27. Ijar. Noah verlässt die Arche und tritt in AM 1657 auf eine gereinigte Erde. Jesus wird am selben Datum in AM 3957 vom Ölberg aufgenommen — beide an einem Donnerstag, beide in einem Schemita-Jahr, 2300 Jahre auseinander. Nebeneinandergestellt in der Festreferenz. Die 2300 sind genau sechsundvierzig Jubeljahr-Zyklen zu fünfzig Jahren, sodass das gemeinsame Schemita-Jahr aus dem Abstand folgt; das gemeinsame Kalenderdatum folgt aus nichts. Ein zweiter Faden läuft durch beide Tage und besteht aus Worten statt aus Zahlen: das Bundeszeichen des ersten war ein Bogen, gesetzt in eine Wolke (1. Mose 9,13–14), eine Wolke ist es, die Jesus am zweiten aufnimmt (Apg. 1,9), und der Thron, zu dem er auffährt, wird zweimal als von ebendiesem Bogen umringt beschrieben (Hes. 1,28; Offb. 4,3). Die Schrift verknüpft diese Stellen nicht; der Kalender legt sie auf ein Datum.
Das Jahr des Enoch Calendar hat 364 Tage — genau 52 Wochen, sodass jedes Datum an dem Wochentag wiederkehrt, den es im Vorjahr hatte. Der 17. Ijar ist in AM 1656 ein Montag und in jedem anderen Jahr dieses Kalenders ebenfalls. Nur darum lassen sich die Wochentage der Tabelle oben überhaupt angeben.

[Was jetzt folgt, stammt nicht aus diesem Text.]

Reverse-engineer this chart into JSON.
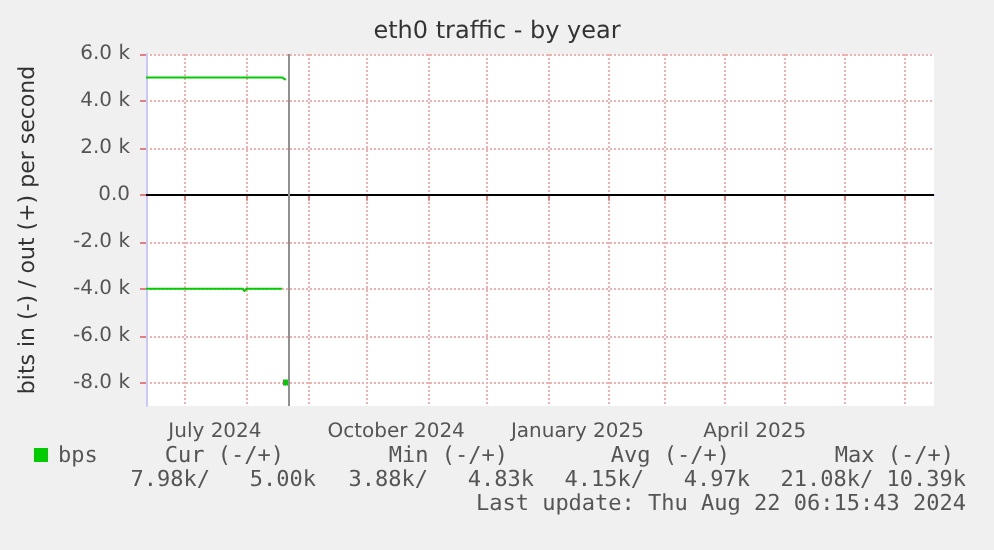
{
  "chart_data": {
    "type": "line",
    "title": "eth0 traffic - by year",
    "ylabel": "bits in (-) / out (+) per second",
    "xlim": [
      "2024-06-11",
      "2025-07-16"
    ],
    "xticks": [
      {
        "value": "2024-07-01",
        "label": null
      },
      {
        "value": "2024-07-16",
        "label": "July 2024"
      },
      {
        "value": "2024-08-01",
        "label": null
      },
      {
        "value": "2024-09-01",
        "label": null
      },
      {
        "value": "2024-10-01",
        "label": null
      },
      {
        "value": "2024-10-16",
        "label": "October 2024"
      },
      {
        "value": "2024-11-01",
        "label": null
      },
      {
        "value": "2024-12-01",
        "label": null
      },
      {
        "value": "2025-01-01",
        "label": null
      },
      {
        "value": "2025-01-16",
        "label": "January 2025"
      },
      {
        "value": "2025-02-01",
        "label": null
      },
      {
        "value": "2025-03-01",
        "label": null
      },
      {
        "value": "2025-04-01",
        "label": null
      },
      {
        "value": "2025-04-16",
        "label": "April 2025"
      },
      {
        "value": "2025-05-01",
        "label": null
      },
      {
        "value": "2025-06-01",
        "label": null
      },
      {
        "value": "2025-07-01",
        "label": null
      }
    ],
    "ylim": [
      -9000,
      6000
    ],
    "yticks": [
      {
        "value": -8000,
        "label": "-8.0 k"
      },
      {
        "value": -6000,
        "label": "-6.0 k"
      },
      {
        "value": -4000,
        "label": "-4.0 k"
      },
      {
        "value": -2000,
        "label": "-2.0 k"
      },
      {
        "value": 0,
        "label": "0.0"
      },
      {
        "value": 2000,
        "label": "2.0 k"
      },
      {
        "value": 4000,
        "label": "4.0 k"
      },
      {
        "value": 6000,
        "label": "6.0 k"
      }
    ],
    "grid": true,
    "legend": "bottom left",
    "marker": "none",
    "series": [
      {
        "name": "bps",
        "color": "#00cc00",
        "x": [
          "2024-06-11",
          "2024-08-19",
          "2024-08-21"
        ],
        "values": [
          5000,
          5000,
          4900
        ]
      },
      {
        "color": "#00cc00",
        "x": [
          "2024-06-11",
          "2024-07-30",
          "2024-07-31",
          "2024-08-01",
          "2024-08-19",
          "2024-08-20",
          "2024-08-21"
        ],
        "values": [
          -4000,
          -4000,
          -4100,
          -4000,
          -4000,
          null,
          -8000
        ]
      }
    ],
    "ref_lines": [
      {
        "axis": "y",
        "value": 0,
        "color": "#000000"
      },
      {
        "axis": "x",
        "value": "2024-08-22T06:15",
        "color": "#909090"
      }
    ],
    "annotations": [
      "Cur (-/+)",
      "Min (-/+)",
      "Avg (-/+)",
      "Max (-/+)",
      "7.98k/   5.00k",
      "3.88k/   4.83k",
      "4.15k/   4.97k",
      "21.08k/ 10.39k",
      "Last update: Thu Aug 22 06:15:43 2024"
    ]
  }
}
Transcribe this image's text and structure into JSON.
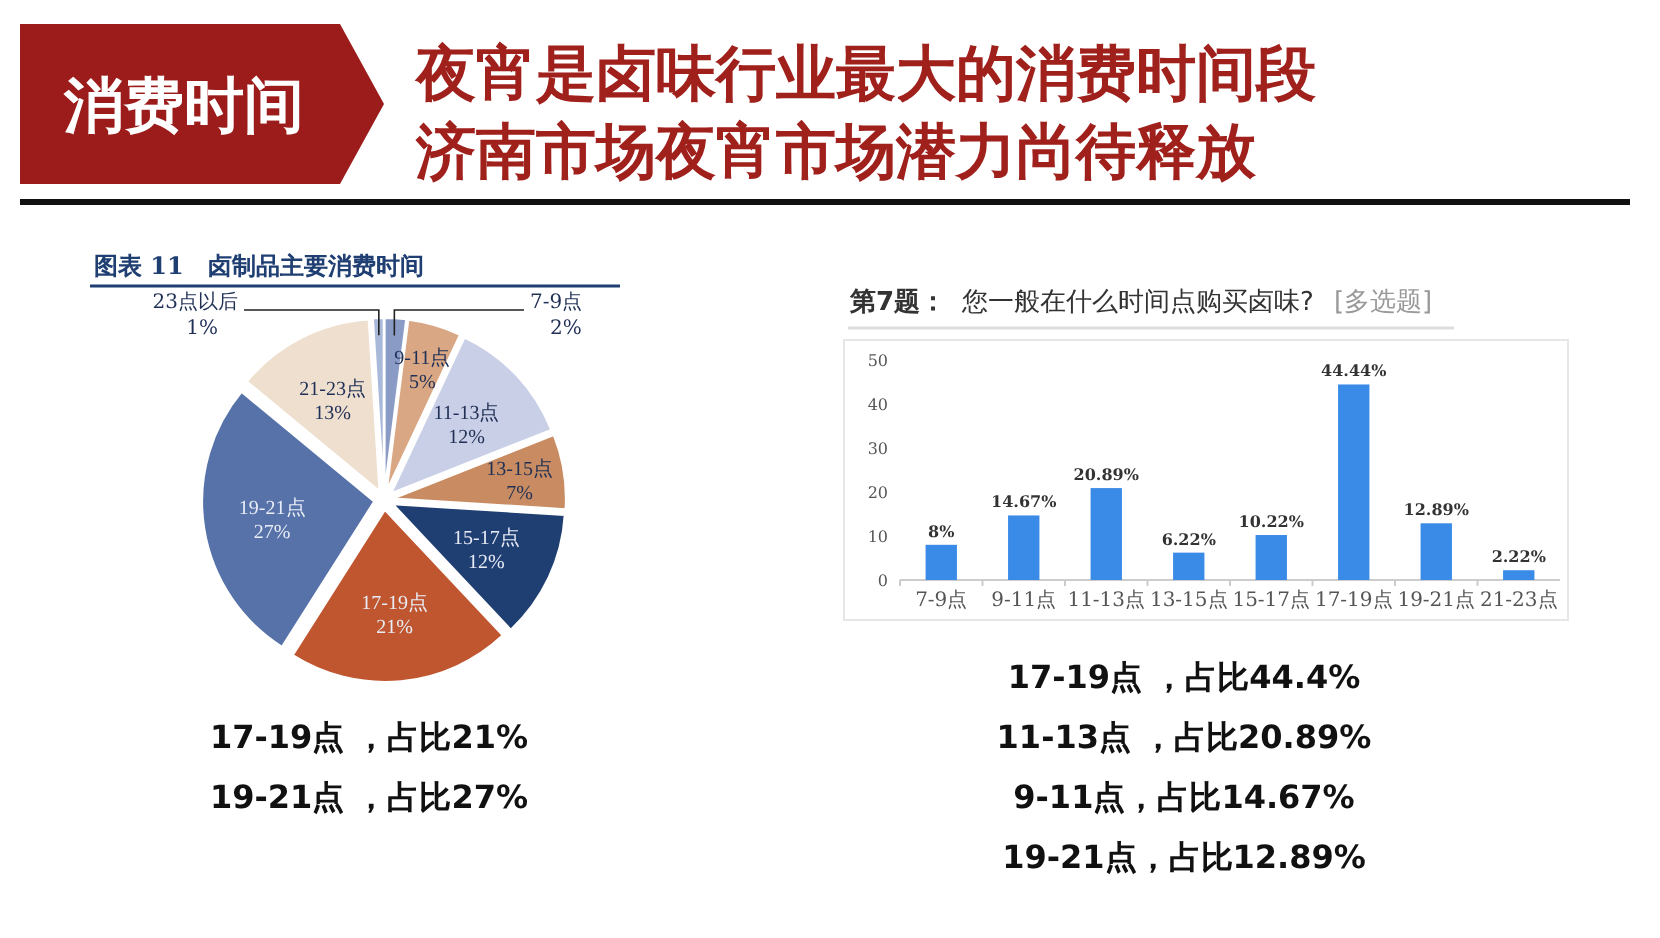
{
  "chart_data": [
    {
      "type": "other",
      "title": "夜宵是卤味行业最大的消费时间段",
      "subtitle": "济南市场夜宵市场潜力尚待释放",
      "annotations": [
        "消费时间"
      ]
    },
    {
      "type": "pie",
      "title": "图表 11　卤制品主要消费时间",
      "categories": [
        "7-9点",
        "9-11点",
        "11-13点",
        "13-15点",
        "15-17点",
        "17-19点",
        "19-21点",
        "21-23点",
        "23点以后"
      ],
      "values": [
        2,
        5,
        12,
        7,
        12,
        21,
        27,
        13,
        1
      ],
      "colors": [
        "#8a9cc6",
        "#d9a783",
        "#c9cfe6",
        "#c98c62",
        "#1f3e72",
        "#c0562f",
        "#5672a9",
        "#eedfcf",
        "#a9b9da"
      ],
      "value_labels": [
        "2%",
        "5%",
        "12%",
        "7%",
        "12%",
        "21%",
        "27%",
        "13%",
        "1%"
      ],
      "annotations": [
        "17-19点 ，占比21%",
        "19-21点 ，占比27%"
      ]
    },
    {
      "type": "bar",
      "title": "第7题：",
      "subtitle": "您一般在什么时间点购买卤味?",
      "legend_title": "[多选题]",
      "categories": [
        "7-9点",
        "9-11点",
        "11-13点",
        "13-15点",
        "15-17点",
        "17-19点",
        "19-21点",
        "21-23点"
      ],
      "values": [
        8,
        14.67,
        20.89,
        6.22,
        10.22,
        44.44,
        12.89,
        2.22
      ],
      "color": "#3a8ae8",
      "value_labels": [
        "8%",
        "14.67%",
        "20.89%",
        "6.22%",
        "10.22%",
        "44.44%",
        "12.89%",
        "2.22%"
      ],
      "ylim": [
        0,
        50
      ],
      "yticks": [
        0,
        10,
        20,
        30,
        40,
        50
      ],
      "annotations": [
        "17-19点 ，占比44.4%",
        "11-13点 ，占比20.89%",
        "9-11点，占比14.67%",
        "19-21点，占比12.89%"
      ]
    }
  ]
}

Der Mechanismus ist Arithmetik; die Verheißung dahinter ist es nicht. An dem Tag, an dem Noah die Arche verließ, wurde der Kreislauf selbst gebunden: „Solange die Erde steht, soll nicht aufhören Saat und Ernte, Frost und Hitze, Sommer und Winter, Tag und Nacht“ (1. Mose 8,22). Dieser Kalender misst diese Jahreszeiten; er verbürgt sie nicht.

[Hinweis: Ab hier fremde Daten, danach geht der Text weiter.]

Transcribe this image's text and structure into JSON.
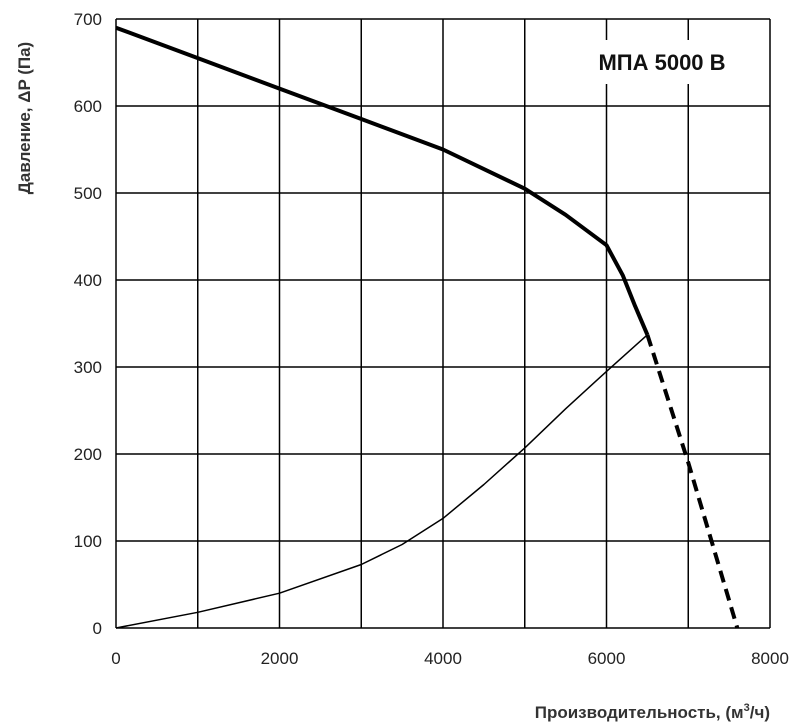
{
  "chart_data": {
    "type": "line",
    "title": "МПА 5000 В",
    "xlabel": "Производительность, (м³/ч)",
    "xlabel_main": "Производительность, (м",
    "xlabel_sup": "3",
    "xlabel_end": "/ч)",
    "ylabel": "Давление, ΔP (Па)",
    "xlim": [
      0,
      8000
    ],
    "ylim": [
      0,
      700
    ],
    "xticks": [
      0,
      2000,
      4000,
      6000,
      8000
    ],
    "yticks": [
      0,
      100,
      200,
      300,
      400,
      500,
      600,
      700
    ],
    "grid": true,
    "series": [
      {
        "style": "thick-solid",
        "x": [
          0,
          1000,
          2000,
          3000,
          4000,
          5000,
          5500,
          6000,
          6200,
          6350,
          6500
        ],
        "y": [
          690,
          655,
          620,
          585,
          550,
          505,
          475,
          440,
          405,
          370,
          337
        ]
      },
      {
        "style": "thick-dashed",
        "x": [
          6500,
          7000,
          7600
        ],
        "y": [
          337,
          190,
          0
        ]
      },
      {
        "style": "thin-solid",
        "x": [
          0,
          1000,
          2000,
          3000,
          3500,
          4000,
          4500,
          5000,
          5500,
          6000,
          6500
        ],
        "y": [
          0,
          18,
          40,
          73,
          96,
          126,
          165,
          207,
          252,
          295,
          337
        ]
      }
    ]
  }
}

Das Jahr wird durch eine Schaltwoche von sieben ganzen Tagen an die Sonne gebunden, eingefügt alle fünf oder sechs Jahre. Weil sie eine volle Woche ist, korrigiert sie die Abweichung, ohne je den Wochenzyklus zu brechen — und das lässt ein Datum über hundert Jahre hinweg, oder über zweitausenddreihundert, denselben Wochentag behalten.